Caserta, a Casagiove un disabile psichiatrico avviato al lavoro in società informatica

CASAGIOVE (Caserta) – Ha iniziato il suo periodo d’inserimento in un’azienda di Casagiove, in provincia di Caserta, la prima tirocinante inserita grazie a un Tirocinio per persone con disabilità (Tir.dis), uno degli strumenti messi a punto da “Lavoro&Sviluppo”, il programma promosso dai ministeri del Lavoro e dello Sviluppo Economico, realizzato da Italia Lavoro in collaborazione con l’Istituto per la Promozione Industriale (Ipi), per promuovere l’inserimento di disoccupati e lavoratori svantaggiati delle regioni del Sud.

L’iniziativa rientra nell’ambito del progetto di formazione-lavoro per utenti del dipartimento di Salute mentale di Maddaloni, nato dalla collaborazione fra la Asl Caserta 1 e l’assessorato alle Politiche del lavoro, ai Centri per l’impiego e alla Formazione professionale della Regione Campania.

La tirocinante, una donna di 38 anni in possesso di un diploma di ragioneria, svolgerà mansioni nel campo amministrativo, nell’ambito dell’azienda di Francesco Vozza, un’impresa informatica con 5 dipendenti, che in passato ha già collaborato con il programma “Lavoro&Sviluppo” e che ha aderito anche a questa nuova iniziativa. Un intervento che punta a superare le difficoltà dell’inserimento al lavoro dei disabili affetti da problemi psichiatrici, attraverso il tirocinio, strumento che garantisce una graduale reintegrazione del partecipante, dandogli fiducia e permettendo sia a lui sia all’impresa di valutare appieno l’esito di tale esperienza.

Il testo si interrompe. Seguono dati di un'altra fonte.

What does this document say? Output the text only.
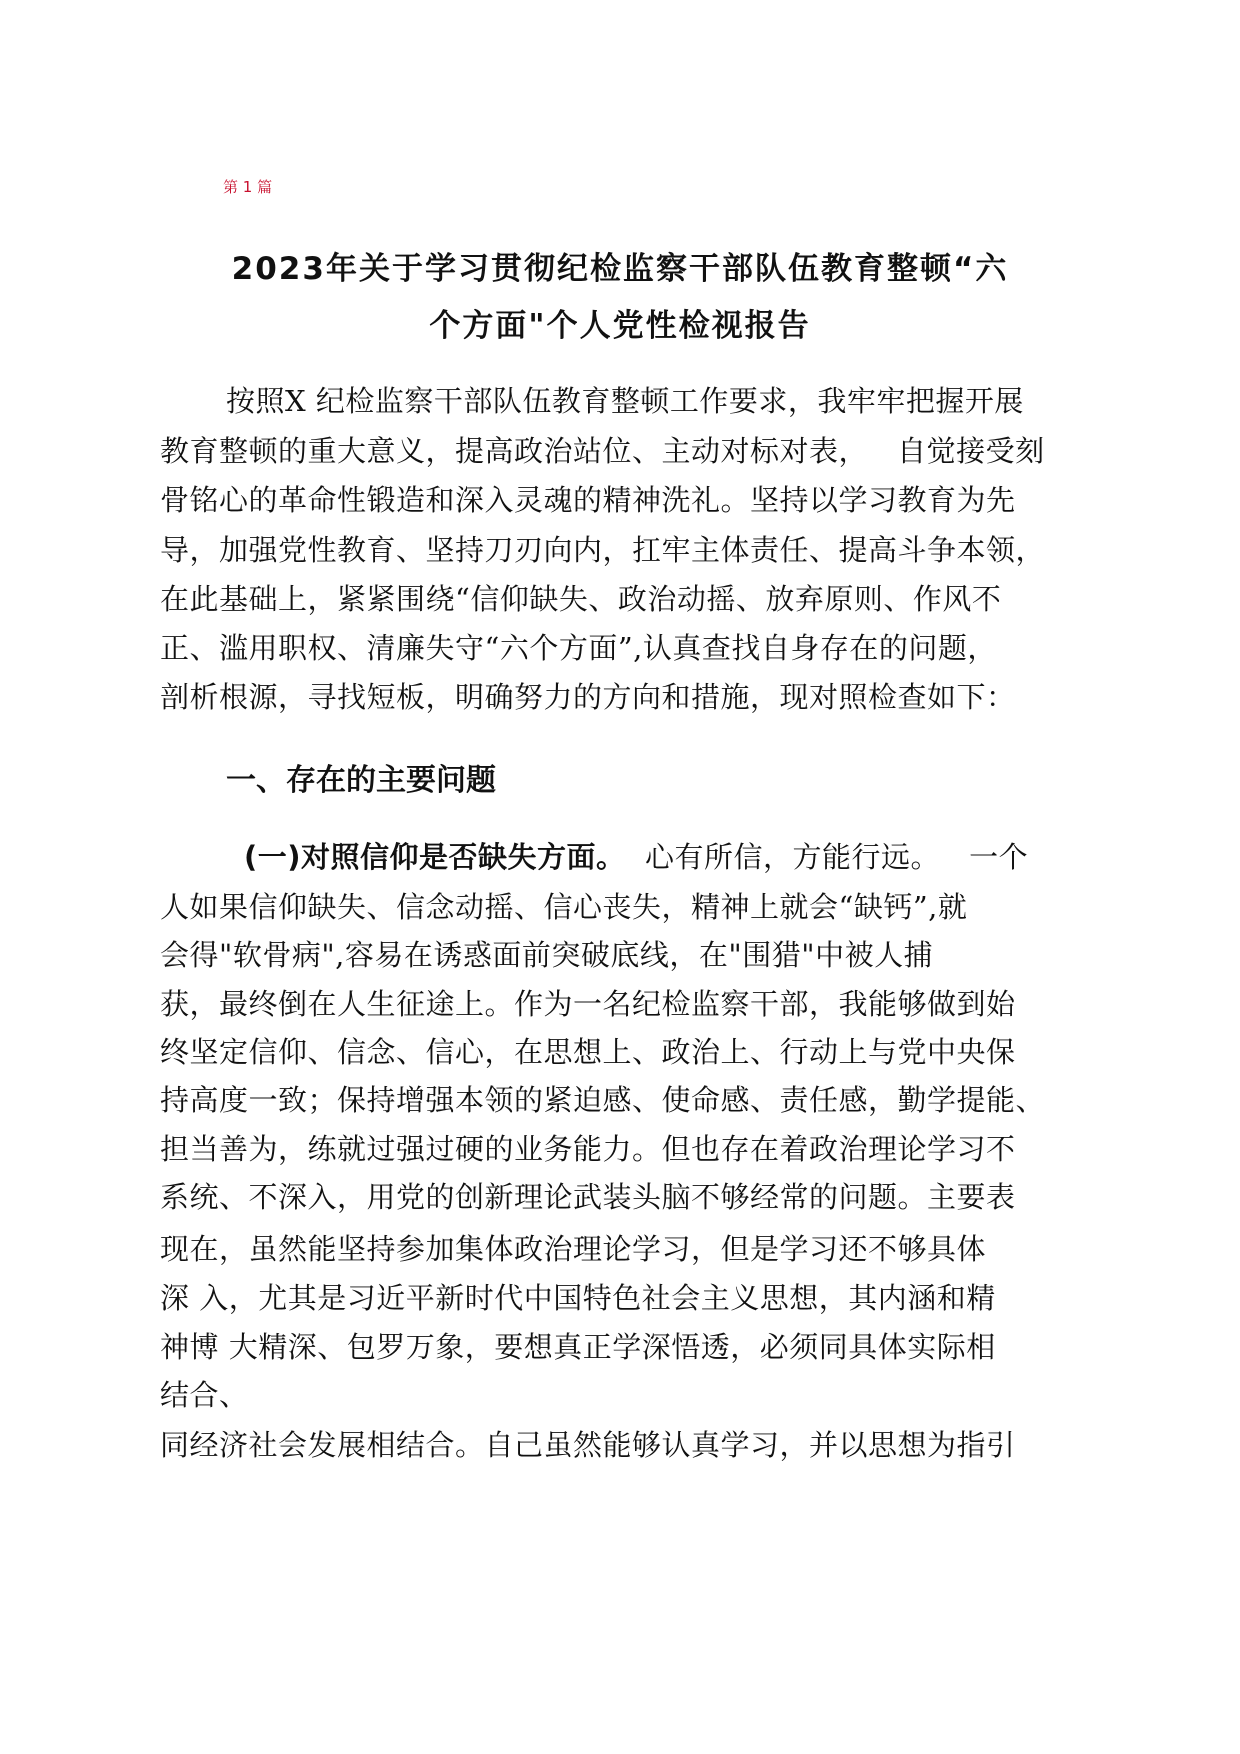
第 1 篇
2023年关于学习贯彻纪检监察干部队伍教育整顿“六
个方面"个人党性检视报告
按照X 纪检监察干部队伍教育整顿工作要求，我牢牢把握开展
教育整顿的重大意义，提高政治站位、主动对标对表，   自觉接受刻
骨铭心的革命性锻造和深入灵魂的精神洗礼。坚持以学习教育为先
导，加强党性教育、坚持刀刃向内，扛牢主体责任、提高斗争本领，
在此基础上，紧紧围绕“信仰缺失、政治动摇、放弃原则、作风不
正、滥用职权、清廉失守“六个方面”,认真查找自身存在的问题，
剖析根源，寻找短板，明确努力的方向和措施，现对照检查如下：
一、存在的主要问题
(一)对照信仰是否缺失方面。  心有所信，方能行远。   一个
人如果信仰缺失、信念动摇、信心丧失，精神上就会“缺钙”,就
会得"软骨病",容易在诱惑面前突破底线，在"围猎"中被人捕
获，最终倒在人生征途上。作为一名纪检监察干部，我能够做到始
终坚定信仰、信念、信心，在思想上、政治上、行动上与党中央保
持高度一致；保持增强本领的紧迫感、使命感、责任感，勤学提能、
担当善为，练就过强过硬的业务能力。但也存在着政治理论学习不
系统、不深入，用党的创新理论武装头脑不够经常的问题。主要表
现在，虽然能坚持参加集体政治理论学习，但是学习还不够具体
深 入，尤其是习近平新时代中国特色社会主义思想，其内涵和精
神博 大精深、包罗万象，要想真正学深悟透，必须同具体实际相
结合、
同经济社会发展相结合。自己虽然能够认真学习，并以思想为指引
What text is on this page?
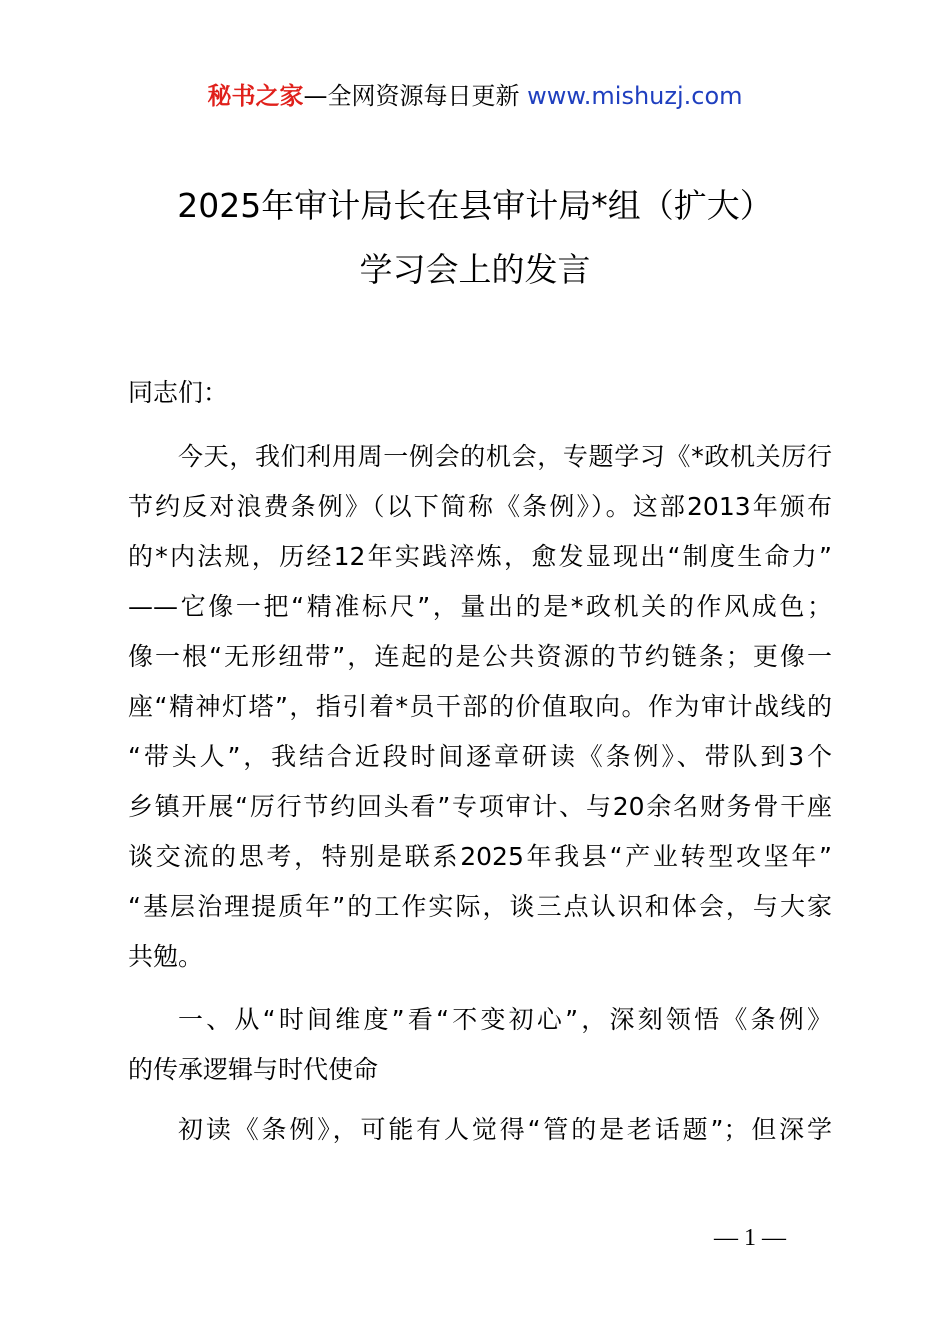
秘书之家—全网资源每日更新 www.mishuzj.com
2025年审计局长在县审计局*组（扩大）
学习会上的发言
同志们：
今天，我们利用周一例会的机会，专题学习《*政机关厉行
节约反对浪费条例》（以下简称《条例》）。这部2013年颁布
的*内法规，历经12年实践淬炼，愈发显现出“制度生命力”
——它像一把“精准标尺”，量出的是*政机关的作风成色；
像一根“无形纽带”，连起的是公共资源的节约链条；更像一
座“精神灯塔”，指引着*员干部的价值取向。作为审计战线的
“带头人”，我结合近段时间逐章研读《条例》、带队到3个
乡镇开展“厉行节约回头看”专项审计、与20余名财务骨干座
谈交流的思考，特别是联系2025年我县“产业转型攻坚年”
“基层治理提质年”的工作实际，谈三点认识和体会，与大家
共勉。
一、从“时间维度”看“不变初心”，深刻领悟《条例》
的传承逻辑与时代使命
初读《条例》，可能有人觉得“管的是老话题”；但深学
— 1 —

Il ‘Tir.dis’ prevede anche degli incentivi sia per i disabili partecipanti (borsa-lavoro e un bonus per il vitto giornaliero) sia per le imprese, per le quali è previsto un contributo di 175 euro al mese per le spese di tutoraggio aziendale, fino a ipotizzare, in alcuni casi, anche il ricorso a voucher formativi fino a un ammontare massimo di 800 euro.

E, grazie a ‘Lavoro&Sviluppo” – che in tre anni ha già realizzato 3.798 percorsi d’inserimento lavorativo e altri 1.013 sono stati attivati quest’anno – sono in arrivo altri due tirocini per altrettanti disabili mentali da inserire, nelle prossime settimane, in un’altra impresa del Casertano.

Uno dei punti di forza dell’iniziativa è senza dubbio costituito dal modello ‘reticolarè d’intervento, che ha coinvolto soggetti diversi e istituzioni in un’azione sinergica che ha permesso di affrontare in maniera più efficace tali problematiche. Un aspetto sottolineato anche da Giovani Chiabrera, responsabile nazionale per Italia Lavoro di “Lavoro&Sviluppo”, che osserva: “L’esperienza degli strumenti di inserimento al lavoro ideati per i soggetti disabili si sta rivelando una scelta vincente, anche grazie al coinvolgimento delle istituzioni territoriali che, come nel caso della provincia e della Asl 1 di Caserta, si attivano direttamente per la riuscita delle iniziative. Tutto ciò consente di offrire alle aziende un servizio di selezione qualificato e mirato del personale, garantendo, al tempo stesso, interventi concreti per l’integrazione nel mercato del lavoro di fasce deboli, ma ricche di potenzialità, come nel caso dei lavoratori diversamente abil”.